Rip Hamilton: Michael Jordan Traded Laron Profit After Trash Talk in Practice

Joseph Zucker@@JosephZuckerFeatured ColumnistMay 28, 2020

Washington Wizards co-owner Michael Jordan (R) practices with Wizard Laron Profit at the MCI Center 31 January 2000, in Washington, DC. Jordan said he practiced with the team to evaluate players.    AFP PHOTO    Mario TAMA (Photo by MARIO TAMA / AFP) (Photo by MARIO TAMA/AFP via Getty Images)
MARIO TAMA/Getty Images

During an appearance on Showtime's All The Smoke (warning: video contains profanity), Richard Hamilton recounted how Michael Jordan would occasionally practice with the Washington Wizards players prior to making his return as a player in 2001.

Hamilton said he and teammate Laron Profit would exchange trash talk with Jordan during their informal scrimmages. In one instance, Profit may have crossed the line.

Hamilton said Profit got the better of Jordan on one possession and told MJ, "You can't guard me with them old-ass knees."

Hamilton said he immediately knew that Jordan was "heated," something he thought carried over into the start of the offseason.
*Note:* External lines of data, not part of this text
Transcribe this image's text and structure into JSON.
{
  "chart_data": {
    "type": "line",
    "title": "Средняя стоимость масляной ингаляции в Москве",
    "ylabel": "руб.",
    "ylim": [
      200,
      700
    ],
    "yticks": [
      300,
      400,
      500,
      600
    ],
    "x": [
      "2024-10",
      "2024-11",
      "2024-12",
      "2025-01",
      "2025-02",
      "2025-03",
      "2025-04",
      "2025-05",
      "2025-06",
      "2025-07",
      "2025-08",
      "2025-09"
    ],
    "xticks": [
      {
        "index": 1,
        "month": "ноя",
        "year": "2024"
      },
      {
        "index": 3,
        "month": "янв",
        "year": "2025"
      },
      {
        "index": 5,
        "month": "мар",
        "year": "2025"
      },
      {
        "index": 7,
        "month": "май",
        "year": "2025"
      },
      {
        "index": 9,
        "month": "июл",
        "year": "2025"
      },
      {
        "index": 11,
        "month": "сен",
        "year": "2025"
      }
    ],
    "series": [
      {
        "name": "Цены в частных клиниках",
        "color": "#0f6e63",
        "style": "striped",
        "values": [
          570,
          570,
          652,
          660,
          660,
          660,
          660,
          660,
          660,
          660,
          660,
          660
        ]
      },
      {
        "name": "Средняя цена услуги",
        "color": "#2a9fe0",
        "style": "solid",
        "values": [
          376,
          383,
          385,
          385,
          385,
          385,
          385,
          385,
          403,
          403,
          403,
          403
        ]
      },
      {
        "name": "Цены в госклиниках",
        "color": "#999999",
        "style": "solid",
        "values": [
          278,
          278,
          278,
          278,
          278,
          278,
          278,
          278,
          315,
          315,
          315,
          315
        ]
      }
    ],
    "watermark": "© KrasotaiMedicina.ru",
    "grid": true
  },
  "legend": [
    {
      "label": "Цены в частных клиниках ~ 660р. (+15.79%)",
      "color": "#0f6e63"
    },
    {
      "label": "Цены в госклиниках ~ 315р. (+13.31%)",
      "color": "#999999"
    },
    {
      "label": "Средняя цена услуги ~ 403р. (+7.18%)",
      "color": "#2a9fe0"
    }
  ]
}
"He was heated to the point that when I went to my exit meeting—because he was the president at the time—I went into my exit meeting and he was like, 'OK, Rip, you know, your man, your buddy ... he's outta here,'" the three-time All-Star said. "He said, 'But you're gonna be there by yourself, and you ain't gonna have your buddy to co-sign. You're gonna be on an island by yourself.'"

Washington sent Profit and a first-round pick to the Orlando Magic in August 2001 for North Carolina center Brendan Haywood. Based on Hamilton's comments, it would be unfair to directly connect Profit's trash talk to his trade, but Jordan's ability to hold a grudge is almost as legendary as his exploits on the court.

The Last Dance told the story of how MJ took one innocuous comment, "Nice game, Mike," from Washington Bullets guard LaBradford Smith and turned it into fuel for a 47-point outing in the next meeting between the two teams.

To some extent, Profit was smart to get in his trash talk when he could. 

Plus, the trade was a shrewd piece of business for Washington. Profit never played for the Magic, while Haywood carved out a nice career in the NBA and spent nine seasons with the Wizards.